REFERANDUM VE HES’LERİN İLİŞKİSİ

- HES’lerin dışa bağlılığın en önemli araçlarından biri olduğunu söylüyorsunuz. Bunu biraz açar mısınız?

EMO olarak HES’lerle ilgili uygulamaların kamu eliyle yapılması gerektiğinin altını çiziyoruz. Özelleştirmeler adı altında sularımız talan edilecek, bunun engellenmesi, ulusal ve uluslar arası sermaye gruplarına peşkeş çekilmemesi gerektiğini söylüyoruz.

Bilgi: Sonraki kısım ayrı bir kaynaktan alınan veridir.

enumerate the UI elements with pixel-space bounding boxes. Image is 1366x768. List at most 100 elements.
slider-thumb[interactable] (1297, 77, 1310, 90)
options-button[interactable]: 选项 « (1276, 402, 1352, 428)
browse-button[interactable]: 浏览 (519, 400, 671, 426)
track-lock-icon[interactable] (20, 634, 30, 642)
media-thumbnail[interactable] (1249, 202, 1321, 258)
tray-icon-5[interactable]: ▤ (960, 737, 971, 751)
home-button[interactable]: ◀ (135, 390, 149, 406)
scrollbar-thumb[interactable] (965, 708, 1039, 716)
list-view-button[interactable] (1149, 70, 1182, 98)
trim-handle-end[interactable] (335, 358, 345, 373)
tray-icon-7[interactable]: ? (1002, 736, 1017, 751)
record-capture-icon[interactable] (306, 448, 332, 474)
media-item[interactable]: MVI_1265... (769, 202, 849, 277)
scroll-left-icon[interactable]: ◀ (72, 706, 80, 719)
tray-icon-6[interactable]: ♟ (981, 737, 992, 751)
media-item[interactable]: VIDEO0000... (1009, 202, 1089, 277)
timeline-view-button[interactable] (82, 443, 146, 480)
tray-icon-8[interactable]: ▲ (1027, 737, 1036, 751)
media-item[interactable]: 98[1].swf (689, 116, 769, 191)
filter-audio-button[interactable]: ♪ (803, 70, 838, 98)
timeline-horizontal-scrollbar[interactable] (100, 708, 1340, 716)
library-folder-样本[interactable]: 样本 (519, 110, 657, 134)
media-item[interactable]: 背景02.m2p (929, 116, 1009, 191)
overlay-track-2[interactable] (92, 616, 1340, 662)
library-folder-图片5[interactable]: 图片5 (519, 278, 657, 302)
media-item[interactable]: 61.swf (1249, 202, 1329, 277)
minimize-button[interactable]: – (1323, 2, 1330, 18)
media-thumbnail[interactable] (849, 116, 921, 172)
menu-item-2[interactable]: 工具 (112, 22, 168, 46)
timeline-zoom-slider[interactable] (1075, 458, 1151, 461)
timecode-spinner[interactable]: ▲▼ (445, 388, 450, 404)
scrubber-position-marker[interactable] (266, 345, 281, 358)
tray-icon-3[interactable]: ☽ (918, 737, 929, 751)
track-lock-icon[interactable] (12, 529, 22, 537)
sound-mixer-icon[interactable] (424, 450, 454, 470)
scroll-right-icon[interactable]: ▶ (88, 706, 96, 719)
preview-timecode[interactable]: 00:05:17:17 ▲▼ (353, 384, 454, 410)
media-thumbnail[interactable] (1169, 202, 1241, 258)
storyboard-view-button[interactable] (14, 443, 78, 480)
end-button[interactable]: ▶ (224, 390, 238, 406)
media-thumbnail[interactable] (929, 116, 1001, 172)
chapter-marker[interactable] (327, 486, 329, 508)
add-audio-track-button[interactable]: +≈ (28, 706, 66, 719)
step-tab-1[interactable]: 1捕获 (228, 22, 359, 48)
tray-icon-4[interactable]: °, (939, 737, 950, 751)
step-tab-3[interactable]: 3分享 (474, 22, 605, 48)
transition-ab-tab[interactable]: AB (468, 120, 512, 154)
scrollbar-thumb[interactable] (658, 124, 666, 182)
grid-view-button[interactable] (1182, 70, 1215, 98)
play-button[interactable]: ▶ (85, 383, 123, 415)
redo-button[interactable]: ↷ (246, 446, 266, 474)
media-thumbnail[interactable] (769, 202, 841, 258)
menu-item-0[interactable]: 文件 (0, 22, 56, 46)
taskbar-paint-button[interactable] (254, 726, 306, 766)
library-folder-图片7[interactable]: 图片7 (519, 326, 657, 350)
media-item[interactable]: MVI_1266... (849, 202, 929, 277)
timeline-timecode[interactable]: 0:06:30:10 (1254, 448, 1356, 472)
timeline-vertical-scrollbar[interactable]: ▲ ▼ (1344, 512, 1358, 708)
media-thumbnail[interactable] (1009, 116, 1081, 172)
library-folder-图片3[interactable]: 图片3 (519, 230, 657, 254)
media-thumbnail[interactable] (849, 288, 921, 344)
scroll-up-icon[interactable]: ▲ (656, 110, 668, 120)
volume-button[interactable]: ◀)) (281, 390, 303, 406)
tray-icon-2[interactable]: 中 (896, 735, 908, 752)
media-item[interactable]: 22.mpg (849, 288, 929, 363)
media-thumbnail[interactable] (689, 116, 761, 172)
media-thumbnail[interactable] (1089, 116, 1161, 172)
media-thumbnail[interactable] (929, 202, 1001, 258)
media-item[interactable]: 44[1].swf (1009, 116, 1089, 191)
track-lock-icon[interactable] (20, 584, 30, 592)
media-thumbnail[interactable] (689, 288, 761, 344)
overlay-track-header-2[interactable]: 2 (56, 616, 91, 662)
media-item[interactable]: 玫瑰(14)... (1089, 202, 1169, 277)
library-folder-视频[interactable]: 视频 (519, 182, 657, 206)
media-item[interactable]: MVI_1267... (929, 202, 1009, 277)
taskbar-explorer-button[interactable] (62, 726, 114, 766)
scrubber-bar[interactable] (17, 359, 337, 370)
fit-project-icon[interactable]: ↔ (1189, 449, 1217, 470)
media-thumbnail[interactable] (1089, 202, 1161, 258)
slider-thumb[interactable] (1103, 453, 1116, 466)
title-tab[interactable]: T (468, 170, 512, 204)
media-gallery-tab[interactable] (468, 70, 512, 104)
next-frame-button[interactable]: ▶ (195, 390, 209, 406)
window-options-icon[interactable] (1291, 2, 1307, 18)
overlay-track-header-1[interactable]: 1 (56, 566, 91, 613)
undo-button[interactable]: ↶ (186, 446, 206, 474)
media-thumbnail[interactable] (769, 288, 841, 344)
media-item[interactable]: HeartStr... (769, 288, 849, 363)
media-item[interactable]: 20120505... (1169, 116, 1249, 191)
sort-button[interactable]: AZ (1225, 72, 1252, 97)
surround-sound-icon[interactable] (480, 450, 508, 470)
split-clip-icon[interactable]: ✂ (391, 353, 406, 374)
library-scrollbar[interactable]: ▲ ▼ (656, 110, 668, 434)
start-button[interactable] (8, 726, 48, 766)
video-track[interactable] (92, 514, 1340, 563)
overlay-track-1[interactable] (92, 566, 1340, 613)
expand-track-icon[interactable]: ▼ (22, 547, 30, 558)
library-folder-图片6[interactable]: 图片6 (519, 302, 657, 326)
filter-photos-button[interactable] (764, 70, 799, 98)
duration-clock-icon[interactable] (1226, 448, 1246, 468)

AB görüşmeleri sırasında Fırat sularının geleceği ile Aralık başında basına yansıdığı gibi 2009 başında yapılacak zirvede çevre faslı müzakerelerinin başlaması konusunda uzlaşılırken önemli sonuçlar doğuracak kapanış kriteri kabul edildi. AB’nin 2004’de yayınladığı Etki Raporu’na göre ABD’ye Fırat ve Dicle havzasının yönetimi konusunda doğrudan müdahale hakkı tanındı. Üyelik halinde Fırat ve Dicle nehirleri ile bunlar üzerindeki barajların ve sulama planlarını idaresinin uluslararası yönetime bırakılmasının ve bu konuda komşular ve İsrail ile işbirliği yapılamasının Türkiye’den isteneceğine yer verilmişti.

HES’lerle ilgili yapılan düzenlemeler bunun piyasaya açılması, liberalize edilmesi gelecekte su kullanım hakkının kimlerin eline geçeceğini göstermektedir.

Yine enerji sektörüne dönersek dağıtım şirketleri, Çevresel Etki Değerlendirme Raporları (ÇED) ve HES’lerle ilgili odamızın açtığı kazanılmış davaların yanı sıra sürmekte olan birçok davamız bulunuyor. 125. maddeye dayanarak açtığımız bu davalar anayasa paketinden ‘evet’ çıktığı takdirde 125. maddeye göre görülmekte olan tüm davalar düşecektir.

Zamların 2007’den 2010’a kadar yüzde 75 mertebesinde arttığını söylemiştik. Çok yüksek bedellerle ihale edildi diye neredeyse zil yakıp onanıyor. Ancak bu şirketler tüm finansman, faiz, kredi, yatırım gibi tüm bedelleri tüketiciye yansıtacaktır.